War of the Star Slavers
- Designers: Dave Casciano
- Illustrators: Besson Studio
- Publishers: Attack Wargaming Association
- Publication: 1977
- Genres: Science fiction

= War of the Star Slavers =

Board game

War of the Star Slavers is a science fiction space combat board game published by Attack Wargaming Association in 1977. Critics were generally unimpressed with the poor quality of the components and the badly-written rules.

==Description==
War of the Star Slavers, designed by Dave Casciano, is a science fiction game in which players can take on the roles on one of two Empires, or become a Star Slaver. The game components are:
- a scenario outline
- two empire commerce charts
- over 200 cardstock counters representing ships and cargos
- four 12.75" x 10.5" hex maps representing a star cluster, totalling 114 hexes wide by 80 hexes long
- a 12-page rule folder
- a large 15" x 12" ziplock bag to hold the game

===Setting===
The Ascarian and Dracko Empires are weakened after a mutually destructive war. Despite their distrust of each other, they must trade, running cargo ships through the demilitarized zone. Here, undefended by either space navy, the cargo ships fall prey to the piratical Star Slavers. The four-section map delineates the star systems belonging to the two Empires, as well as features that will affect space travel like gas clouds and gravity wells.

===Gameplay===
The Empire players each have assorted warships and cargo ships, and their own timetable of commercial runs. Each Empire player tries to complete as many profitable runs as possible, vying to earn more money than the other Empire. Empire players can also try to hunt down Slavers, since one less Slaver means a better chance for their cargo to arrive safely.

Each Star Slaver has an armed cruiser, and must intercept and destroy cargo ships in order to take their cargo. Once a Star Slaver has cargo, the ship can proceed to any planet in the Neutral Zone or one of the Empires to sell it. The Star Slaver will get a better price in one of the Empires, but at greater risk of being jumped by an Empire warship. Out of their earnings, Star Slavers must pay for their crew, as well as any necessary repairs to their ships.

===Movement===
There are two types of movement:
- Rocket Movement, which moves any unit 1 hex per turn.
- Hyper Jump, which moves a unit a varying amount according to its rating. A destroyer can jump 10 hexes, a freighter only 2 hexes.
Hyper Jumps must be plotted three turns in advance.

===Combat===
Every ship has a certain number of Null guns, a number of defence shields, and an integrity rating. The difference between the number of Null guns attacking and the number of shields on the target is indexed against the range on the Combat Results Table (CRT). Each resultant hit reduces the target's Integrity by one. When a ship's Integrity reaches zero, it is destroyed, and its cargo is left in space to be picked up.

===Diplomacy===
Any player can make any agreement with any other player, as long as it doesn't contravene the game rules. Reviewer Gary Porter noted as an example that a Star Slaver could reach an agreement with the Ascarians to only attack Dracko ships.

===Victory conditions===
Victory conditions vary from scenario to scenario, but generally the two Empires try to outperform the other, and Slavers attempt to earn 200 credits of net profit in order to retire.

==Reception==
In Issue 5 of GIGO, Greg Costikyan called Star Raiders "a rotten game ... The rules were apparently written by the chimpanzee-and-typewriter system. The number of typos, grammatical errors, etc ad nauseum is exactly that. The rules are badly written and badly organized. They explain nothing; they are incomplete. They are, for the most part, unintelligible."

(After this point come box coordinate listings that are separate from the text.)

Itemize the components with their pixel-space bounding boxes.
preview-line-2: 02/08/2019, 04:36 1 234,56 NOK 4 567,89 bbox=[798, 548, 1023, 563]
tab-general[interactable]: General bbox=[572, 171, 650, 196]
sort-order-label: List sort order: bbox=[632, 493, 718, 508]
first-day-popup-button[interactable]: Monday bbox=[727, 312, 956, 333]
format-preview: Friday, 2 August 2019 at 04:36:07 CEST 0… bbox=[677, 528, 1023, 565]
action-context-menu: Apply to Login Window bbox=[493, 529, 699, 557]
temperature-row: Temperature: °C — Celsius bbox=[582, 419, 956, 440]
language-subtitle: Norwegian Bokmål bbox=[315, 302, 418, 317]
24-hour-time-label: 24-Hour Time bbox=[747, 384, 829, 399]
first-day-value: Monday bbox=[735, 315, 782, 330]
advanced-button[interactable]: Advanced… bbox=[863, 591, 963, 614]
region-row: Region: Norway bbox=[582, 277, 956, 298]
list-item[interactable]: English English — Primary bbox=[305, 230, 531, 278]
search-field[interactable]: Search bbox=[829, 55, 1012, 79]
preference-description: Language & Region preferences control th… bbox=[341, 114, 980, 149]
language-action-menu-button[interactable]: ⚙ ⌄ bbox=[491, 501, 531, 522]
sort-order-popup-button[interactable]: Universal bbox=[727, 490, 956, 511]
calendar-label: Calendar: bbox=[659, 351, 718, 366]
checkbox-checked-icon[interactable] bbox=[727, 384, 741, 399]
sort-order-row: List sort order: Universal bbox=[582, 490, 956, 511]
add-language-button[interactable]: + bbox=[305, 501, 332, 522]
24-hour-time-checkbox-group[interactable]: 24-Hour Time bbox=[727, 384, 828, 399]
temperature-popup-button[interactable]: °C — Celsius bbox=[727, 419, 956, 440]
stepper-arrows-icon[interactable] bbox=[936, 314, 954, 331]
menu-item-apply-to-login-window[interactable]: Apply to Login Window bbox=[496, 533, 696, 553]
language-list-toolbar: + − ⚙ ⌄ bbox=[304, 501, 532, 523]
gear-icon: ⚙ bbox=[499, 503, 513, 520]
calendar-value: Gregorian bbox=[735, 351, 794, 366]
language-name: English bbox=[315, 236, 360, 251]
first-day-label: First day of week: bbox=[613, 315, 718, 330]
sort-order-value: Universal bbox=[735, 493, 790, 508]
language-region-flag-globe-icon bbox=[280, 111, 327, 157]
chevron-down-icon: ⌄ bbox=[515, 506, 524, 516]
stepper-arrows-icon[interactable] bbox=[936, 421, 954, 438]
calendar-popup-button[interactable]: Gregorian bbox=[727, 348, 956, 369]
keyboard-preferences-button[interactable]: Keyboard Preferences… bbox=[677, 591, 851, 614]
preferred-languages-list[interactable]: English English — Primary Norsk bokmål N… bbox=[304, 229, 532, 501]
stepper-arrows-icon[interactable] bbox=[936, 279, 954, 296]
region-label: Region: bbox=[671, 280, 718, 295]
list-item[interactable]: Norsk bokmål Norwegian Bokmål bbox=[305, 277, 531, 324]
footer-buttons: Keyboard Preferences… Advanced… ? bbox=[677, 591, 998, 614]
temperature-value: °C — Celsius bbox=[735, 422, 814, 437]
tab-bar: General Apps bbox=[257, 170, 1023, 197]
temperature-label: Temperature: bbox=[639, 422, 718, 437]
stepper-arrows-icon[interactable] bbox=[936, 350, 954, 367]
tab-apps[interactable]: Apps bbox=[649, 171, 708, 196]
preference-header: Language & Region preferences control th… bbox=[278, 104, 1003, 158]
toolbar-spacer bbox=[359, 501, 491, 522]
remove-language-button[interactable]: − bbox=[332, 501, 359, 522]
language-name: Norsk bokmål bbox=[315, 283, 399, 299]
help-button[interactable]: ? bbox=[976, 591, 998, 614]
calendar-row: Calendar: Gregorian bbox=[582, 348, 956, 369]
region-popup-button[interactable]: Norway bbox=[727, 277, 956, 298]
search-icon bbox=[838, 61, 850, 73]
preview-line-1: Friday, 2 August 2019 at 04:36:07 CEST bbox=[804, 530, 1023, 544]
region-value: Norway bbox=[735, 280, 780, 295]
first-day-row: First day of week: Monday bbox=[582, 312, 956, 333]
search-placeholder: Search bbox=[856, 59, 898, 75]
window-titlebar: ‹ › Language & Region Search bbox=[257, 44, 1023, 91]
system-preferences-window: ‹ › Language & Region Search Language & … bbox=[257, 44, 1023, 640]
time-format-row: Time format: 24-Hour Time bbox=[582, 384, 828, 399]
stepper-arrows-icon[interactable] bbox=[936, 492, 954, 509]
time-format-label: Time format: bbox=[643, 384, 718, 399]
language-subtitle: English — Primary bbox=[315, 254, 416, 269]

In the June–July 1977 edition of Moves (Issue 33), Phil Kosnett criticized the amateurish components, pointing out the "poorly hand drawn two color counters."

In the August–September 1977 edition of White Dwarf (Issue #2), Gary Porter was very critical of the game, stating, "War of the Star Slavers is a badly flawed game. Ignoring such minor flaws as ambiguous rules and woolly presentation, we are left with such problems as the movement rules which just don't work." Porter also was not impressed by the quality of the components, pointing out that the ship counters are almost identical, meaning "players find themselves constantly cross-referring between board, rule book (where the profiles are defined), and scenario sheet (which contains the specs)." He admitted the game was "different and challenging," but concluded by giving the game an extremely poor rating of only 3 out of 10.